Overdose

Statistics and other data on overdoses, including mortality estimates. Overdoses from all causes are examined, including alcohol, cocaine, and methamphetamine, in addition to heroin, fentanyl, and other opioids. Includes a subsection on naloxone, the opiate antagonist that can immediately reverse an opioid overdose.

Cost-Effectiveness of Naloxone Distribution

"Naloxone distribution was cost-effective in our base-case and all sensitivity analyses, with incremental costs per QALY [Quality-Adjusted Life-Year] gained much less than $50 000 (Table 2 and Appendix Figure 3, available at www.annals.org; see Appendix Table 3, available at www.annals.org, for detailed results of selected analyses). Cost-effectiveness was similar at starting ages of 21, 31, and 41 years; the greater QALY gains of younger persons were roughly matched by higher costs.

Benefits from Naloxone Distribution

"Naloxone distribution to heroin users would be expected to reduce mortality and be cost-effective even under markedly conservative assumptions of use, effectiveness, and cost. Although the absence of randomized trial data on naloxone distribution and reliance on epidemiologic data increase the uncertainty of results, there are few or no scenarios in which naloxone would not be expected to increase QALYs [Quality-Adjusted Life-Years] at a cost much less than the standard threshold for cost-effective health care interventions.

Barriers to Naloxone Access

"A more prosaic, but no less important, legal barrier to widespread naloxone access is the Food and Drug Administration’s (FDA) classification of naloxone as a prescription drug. This means that public health and harm reduction agencies cannot distribute naloxone like condoms or sterile syringes. Instead, naloxone must be prescribed by a properly licensed health care provider after an individualized evaluation of the patient.

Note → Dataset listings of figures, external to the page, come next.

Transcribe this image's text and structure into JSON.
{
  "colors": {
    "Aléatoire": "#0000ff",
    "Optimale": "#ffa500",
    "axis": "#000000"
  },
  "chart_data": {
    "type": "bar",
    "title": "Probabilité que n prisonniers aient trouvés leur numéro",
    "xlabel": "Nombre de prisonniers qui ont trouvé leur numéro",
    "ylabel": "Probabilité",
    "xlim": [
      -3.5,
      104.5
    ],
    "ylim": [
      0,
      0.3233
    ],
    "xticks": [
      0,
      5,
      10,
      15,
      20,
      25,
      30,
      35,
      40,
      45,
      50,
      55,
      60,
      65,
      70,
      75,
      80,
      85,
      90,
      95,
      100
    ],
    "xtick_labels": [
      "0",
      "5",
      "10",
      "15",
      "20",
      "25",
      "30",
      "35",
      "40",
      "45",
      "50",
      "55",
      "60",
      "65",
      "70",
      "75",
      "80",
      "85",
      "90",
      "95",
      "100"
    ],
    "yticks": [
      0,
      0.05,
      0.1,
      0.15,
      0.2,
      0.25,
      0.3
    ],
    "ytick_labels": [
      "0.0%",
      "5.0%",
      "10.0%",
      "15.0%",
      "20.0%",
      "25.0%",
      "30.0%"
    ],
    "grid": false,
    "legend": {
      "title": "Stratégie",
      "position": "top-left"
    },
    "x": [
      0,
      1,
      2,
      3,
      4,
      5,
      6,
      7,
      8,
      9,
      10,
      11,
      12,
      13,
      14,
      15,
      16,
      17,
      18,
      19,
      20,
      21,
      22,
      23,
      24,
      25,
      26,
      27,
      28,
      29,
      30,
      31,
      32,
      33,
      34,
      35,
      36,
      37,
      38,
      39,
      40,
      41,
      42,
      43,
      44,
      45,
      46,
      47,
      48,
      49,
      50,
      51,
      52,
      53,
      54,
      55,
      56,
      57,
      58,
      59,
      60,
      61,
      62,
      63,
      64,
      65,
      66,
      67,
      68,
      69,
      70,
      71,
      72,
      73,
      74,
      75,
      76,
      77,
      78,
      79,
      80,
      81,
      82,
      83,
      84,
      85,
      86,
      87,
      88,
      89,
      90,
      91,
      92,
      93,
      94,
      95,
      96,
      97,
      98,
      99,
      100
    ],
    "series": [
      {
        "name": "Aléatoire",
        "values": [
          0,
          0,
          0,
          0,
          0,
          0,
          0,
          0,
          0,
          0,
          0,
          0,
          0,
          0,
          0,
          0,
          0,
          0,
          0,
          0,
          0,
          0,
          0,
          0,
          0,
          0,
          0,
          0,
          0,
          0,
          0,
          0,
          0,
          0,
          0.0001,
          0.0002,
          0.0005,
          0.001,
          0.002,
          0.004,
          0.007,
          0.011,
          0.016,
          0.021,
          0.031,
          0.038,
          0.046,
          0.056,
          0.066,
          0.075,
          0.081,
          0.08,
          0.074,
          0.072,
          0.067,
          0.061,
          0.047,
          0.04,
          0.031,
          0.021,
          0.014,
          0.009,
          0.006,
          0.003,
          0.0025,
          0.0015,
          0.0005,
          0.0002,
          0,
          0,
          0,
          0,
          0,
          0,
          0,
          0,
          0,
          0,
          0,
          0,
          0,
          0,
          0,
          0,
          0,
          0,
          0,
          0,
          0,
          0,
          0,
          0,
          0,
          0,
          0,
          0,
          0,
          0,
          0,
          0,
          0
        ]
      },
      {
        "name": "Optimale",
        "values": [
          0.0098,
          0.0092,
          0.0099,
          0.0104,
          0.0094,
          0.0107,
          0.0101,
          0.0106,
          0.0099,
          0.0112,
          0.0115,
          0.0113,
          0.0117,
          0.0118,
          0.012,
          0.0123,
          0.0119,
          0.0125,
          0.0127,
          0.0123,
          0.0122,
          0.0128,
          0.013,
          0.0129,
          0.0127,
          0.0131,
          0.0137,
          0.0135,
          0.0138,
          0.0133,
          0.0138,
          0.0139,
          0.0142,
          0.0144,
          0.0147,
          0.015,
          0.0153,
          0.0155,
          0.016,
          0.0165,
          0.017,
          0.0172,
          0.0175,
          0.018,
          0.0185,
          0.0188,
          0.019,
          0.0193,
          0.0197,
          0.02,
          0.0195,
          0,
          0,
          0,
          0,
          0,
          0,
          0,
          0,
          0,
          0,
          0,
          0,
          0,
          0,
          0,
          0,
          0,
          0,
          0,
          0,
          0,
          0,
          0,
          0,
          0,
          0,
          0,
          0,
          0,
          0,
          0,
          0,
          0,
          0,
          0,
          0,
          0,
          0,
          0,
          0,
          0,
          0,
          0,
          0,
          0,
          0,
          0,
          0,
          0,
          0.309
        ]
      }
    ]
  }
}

Naloxone As Overdose Prevention

"The heart of the challenge is the possibility that things could be different: overdose is a public health problem that can be solved. Unlike many of the other leading causes of death, death from opioid overdose is almost entirely preventable,21 and preventable at a low cost.22 Opioids kill by depressing respiration, a slow mode of death that leaves plenty of time for effective medical intervention.23 Overdose is rapidly reversed by the administration of a safe and inexpensive drug called naloxone.

Rapid Effect of Naloxone

"Heroin is particularly toxic because of high lipid solubility, which allows it to cross the blood–brain barrier within seconds and achieve high brain levels.10
"Naloxone is also lipid soluble and enters the brain rapidly. Reversal of respiratory depression is evident 3–4 minutes after IV and 5–6 minutes after subcutaneous administration.11"

Marijuana and Overdose Mortality

An exhaustive search of the literature finds no deaths induced by marijuana. The US Drug Abuse Warning Network (DAWN) records instances of drug mentions in medical examiners' reports, and though marijuana is mentioned, it is usually in combination with alcohol or other drugs. Marijuana alone has not been shown to cause an overdose death.

Cannabis Overdose: Toxic Dosage and Mortality Risk

"Tetrahydrocannabinol is a very safe drug. Laboratory animals (rats, mice, dogs, monkeys) can tolerate doses of up to 1,000 mg/kg (milligrams per kilogram). This would be equivalent to a 70 kg person swallowing 70 grams of the drug—about 5,000 times more than is required to produce a high. Despite the widespread illicit use of cannabis there are very few if any instances of people dying from an overdose.